The model for this changing network landscape is Fox, the fourth network, started by media baron Rupert Murdoch in 1986. With its methodical, one-night- at-a-time pursuit of the Big Three, Fox was a tough competitor because it played by different rules. Even though it now programs 15 hours of prime time a week -- one FCC benchmark for what constitutes a network -- Fox has managed to avoid the commission restrictions on program ownership and syndication that govern the Big Three. This annoys the other networks, which argue that Fox receives an unfair competitive advantage from Washington while it escapes such public-interest obligations as maintaining a news division.

The networks' attitude toward Murdoch did not improve in May, when he enticed 12 stations owned by New World Communications Group to switch their affiliation to Fox. The bad blood came to a full boil a month ago, after NBC went to the FCC to accuse Fox of trying to improperly acquire six more stations and thus exceed the limit on the number a company may own. NBC also asked the commission to investigate whether Fox is violating the 25% limit on foreign ownership of a U.S. broadcast station. (Fox is owned by Murdoch's News Corp., an Australian company, but Fox claims it is effectively controlled by Murdoch himself, who is an American citizen.) Just how high the stakes are in the battle was made clear by the jugular quality of Murdoch's response. Denying that his network violates the foreign-ownership rules, he fired back with charges that General Electric, NBC's corporate parent, should be stripped of its station licenses, alleging "a pattern of illegal activity." "Two can play at this game," said Murdoch. "If they want a brawl, they can have one."

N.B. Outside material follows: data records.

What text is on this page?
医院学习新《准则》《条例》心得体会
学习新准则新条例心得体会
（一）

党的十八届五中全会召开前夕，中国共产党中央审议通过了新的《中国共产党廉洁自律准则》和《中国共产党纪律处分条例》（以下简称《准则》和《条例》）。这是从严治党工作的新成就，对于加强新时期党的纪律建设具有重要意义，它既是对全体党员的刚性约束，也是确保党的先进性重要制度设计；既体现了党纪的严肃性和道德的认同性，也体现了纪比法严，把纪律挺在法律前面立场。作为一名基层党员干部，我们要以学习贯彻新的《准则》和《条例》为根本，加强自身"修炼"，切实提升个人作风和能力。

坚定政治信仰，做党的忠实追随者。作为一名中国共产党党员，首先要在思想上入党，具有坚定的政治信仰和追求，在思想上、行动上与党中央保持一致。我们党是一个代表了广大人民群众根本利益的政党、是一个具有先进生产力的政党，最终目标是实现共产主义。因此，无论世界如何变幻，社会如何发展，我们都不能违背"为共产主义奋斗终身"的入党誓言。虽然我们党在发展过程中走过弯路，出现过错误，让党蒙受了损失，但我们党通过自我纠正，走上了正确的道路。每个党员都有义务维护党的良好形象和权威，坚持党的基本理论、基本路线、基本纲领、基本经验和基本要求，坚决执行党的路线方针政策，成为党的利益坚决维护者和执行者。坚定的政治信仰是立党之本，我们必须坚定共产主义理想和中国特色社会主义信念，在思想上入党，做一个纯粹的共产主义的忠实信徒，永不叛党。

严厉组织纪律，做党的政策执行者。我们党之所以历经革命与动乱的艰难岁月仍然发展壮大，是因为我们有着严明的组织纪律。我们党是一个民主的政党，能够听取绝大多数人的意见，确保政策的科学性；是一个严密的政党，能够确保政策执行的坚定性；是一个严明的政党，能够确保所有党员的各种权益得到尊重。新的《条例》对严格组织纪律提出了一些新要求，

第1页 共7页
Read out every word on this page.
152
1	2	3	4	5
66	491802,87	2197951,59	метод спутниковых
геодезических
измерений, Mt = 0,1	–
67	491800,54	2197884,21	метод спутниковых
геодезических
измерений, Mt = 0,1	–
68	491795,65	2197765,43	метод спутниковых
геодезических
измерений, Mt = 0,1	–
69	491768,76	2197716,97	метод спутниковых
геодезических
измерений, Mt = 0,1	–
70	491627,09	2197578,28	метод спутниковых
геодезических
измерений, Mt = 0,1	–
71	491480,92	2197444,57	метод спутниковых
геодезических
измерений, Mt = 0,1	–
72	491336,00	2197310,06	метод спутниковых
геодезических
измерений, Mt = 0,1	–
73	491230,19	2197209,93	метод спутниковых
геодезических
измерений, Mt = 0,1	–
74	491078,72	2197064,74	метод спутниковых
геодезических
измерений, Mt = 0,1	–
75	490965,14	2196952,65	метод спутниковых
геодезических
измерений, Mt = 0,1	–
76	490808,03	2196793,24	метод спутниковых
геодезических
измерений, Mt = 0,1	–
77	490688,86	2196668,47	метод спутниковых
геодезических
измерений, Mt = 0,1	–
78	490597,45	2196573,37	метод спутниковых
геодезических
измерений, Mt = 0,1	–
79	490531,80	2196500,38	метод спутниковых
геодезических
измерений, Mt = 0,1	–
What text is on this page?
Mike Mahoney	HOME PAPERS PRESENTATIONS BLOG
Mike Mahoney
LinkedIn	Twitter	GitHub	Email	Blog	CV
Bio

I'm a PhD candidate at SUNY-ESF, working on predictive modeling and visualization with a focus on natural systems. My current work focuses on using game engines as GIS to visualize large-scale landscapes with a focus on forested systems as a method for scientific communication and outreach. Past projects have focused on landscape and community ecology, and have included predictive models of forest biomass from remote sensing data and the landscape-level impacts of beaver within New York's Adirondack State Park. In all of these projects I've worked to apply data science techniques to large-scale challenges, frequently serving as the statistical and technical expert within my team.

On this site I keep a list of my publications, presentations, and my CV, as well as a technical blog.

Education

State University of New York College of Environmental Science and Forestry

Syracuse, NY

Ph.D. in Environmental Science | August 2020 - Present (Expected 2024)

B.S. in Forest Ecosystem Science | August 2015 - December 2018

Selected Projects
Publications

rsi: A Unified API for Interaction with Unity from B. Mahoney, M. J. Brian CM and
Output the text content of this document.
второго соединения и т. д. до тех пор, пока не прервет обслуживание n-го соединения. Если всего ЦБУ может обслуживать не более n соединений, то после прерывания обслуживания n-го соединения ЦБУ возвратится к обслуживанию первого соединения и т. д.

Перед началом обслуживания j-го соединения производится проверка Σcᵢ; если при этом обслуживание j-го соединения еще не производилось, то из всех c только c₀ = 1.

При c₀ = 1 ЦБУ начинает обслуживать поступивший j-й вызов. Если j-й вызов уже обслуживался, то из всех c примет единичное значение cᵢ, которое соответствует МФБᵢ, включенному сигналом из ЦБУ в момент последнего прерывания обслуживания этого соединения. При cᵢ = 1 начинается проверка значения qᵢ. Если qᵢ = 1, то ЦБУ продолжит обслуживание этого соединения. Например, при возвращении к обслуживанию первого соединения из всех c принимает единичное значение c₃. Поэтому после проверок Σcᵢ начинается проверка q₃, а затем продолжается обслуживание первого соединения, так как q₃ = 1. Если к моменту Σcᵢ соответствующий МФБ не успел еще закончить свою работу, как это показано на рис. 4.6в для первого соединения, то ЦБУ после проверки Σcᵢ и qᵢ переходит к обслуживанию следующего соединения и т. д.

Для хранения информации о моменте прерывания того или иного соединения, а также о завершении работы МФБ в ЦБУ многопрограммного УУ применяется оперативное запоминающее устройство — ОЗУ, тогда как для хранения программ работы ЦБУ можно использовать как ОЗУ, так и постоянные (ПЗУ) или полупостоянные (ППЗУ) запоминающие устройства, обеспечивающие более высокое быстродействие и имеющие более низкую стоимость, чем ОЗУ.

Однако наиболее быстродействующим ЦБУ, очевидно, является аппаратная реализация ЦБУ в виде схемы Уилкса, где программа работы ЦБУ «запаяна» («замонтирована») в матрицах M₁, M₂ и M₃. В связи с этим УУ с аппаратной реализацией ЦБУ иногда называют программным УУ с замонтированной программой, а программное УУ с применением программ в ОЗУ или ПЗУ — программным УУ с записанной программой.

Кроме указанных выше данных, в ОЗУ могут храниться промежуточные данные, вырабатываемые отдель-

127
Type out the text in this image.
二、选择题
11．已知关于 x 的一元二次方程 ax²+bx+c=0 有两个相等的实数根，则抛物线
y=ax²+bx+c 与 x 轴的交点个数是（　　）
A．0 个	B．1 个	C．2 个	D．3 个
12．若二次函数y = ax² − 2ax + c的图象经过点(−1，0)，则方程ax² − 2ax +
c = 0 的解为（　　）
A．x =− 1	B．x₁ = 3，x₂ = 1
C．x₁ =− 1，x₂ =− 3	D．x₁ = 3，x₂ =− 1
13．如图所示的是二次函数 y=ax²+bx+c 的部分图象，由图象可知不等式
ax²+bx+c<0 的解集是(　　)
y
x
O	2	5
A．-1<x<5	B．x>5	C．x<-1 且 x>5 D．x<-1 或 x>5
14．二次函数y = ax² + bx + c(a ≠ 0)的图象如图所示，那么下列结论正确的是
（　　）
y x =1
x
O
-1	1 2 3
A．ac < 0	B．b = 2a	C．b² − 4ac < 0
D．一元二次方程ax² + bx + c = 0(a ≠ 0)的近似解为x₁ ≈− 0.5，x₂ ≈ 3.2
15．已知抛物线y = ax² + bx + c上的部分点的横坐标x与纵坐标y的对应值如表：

Warner and Paramount, the two newest entrants in the network derby, see Fox not as a nemesis but as a network to emulate. Just as Fox did at the outset, each has cobbled together a lineup of affiliates composed largely of independent uhf stations. Like Fox, each is starting modestly, with one or two nights of programming, and plans to expand gradually to additional nights. Moreover, both are trying to reach the same audience that Fox has made its specialty: teens and young adults, particularly males.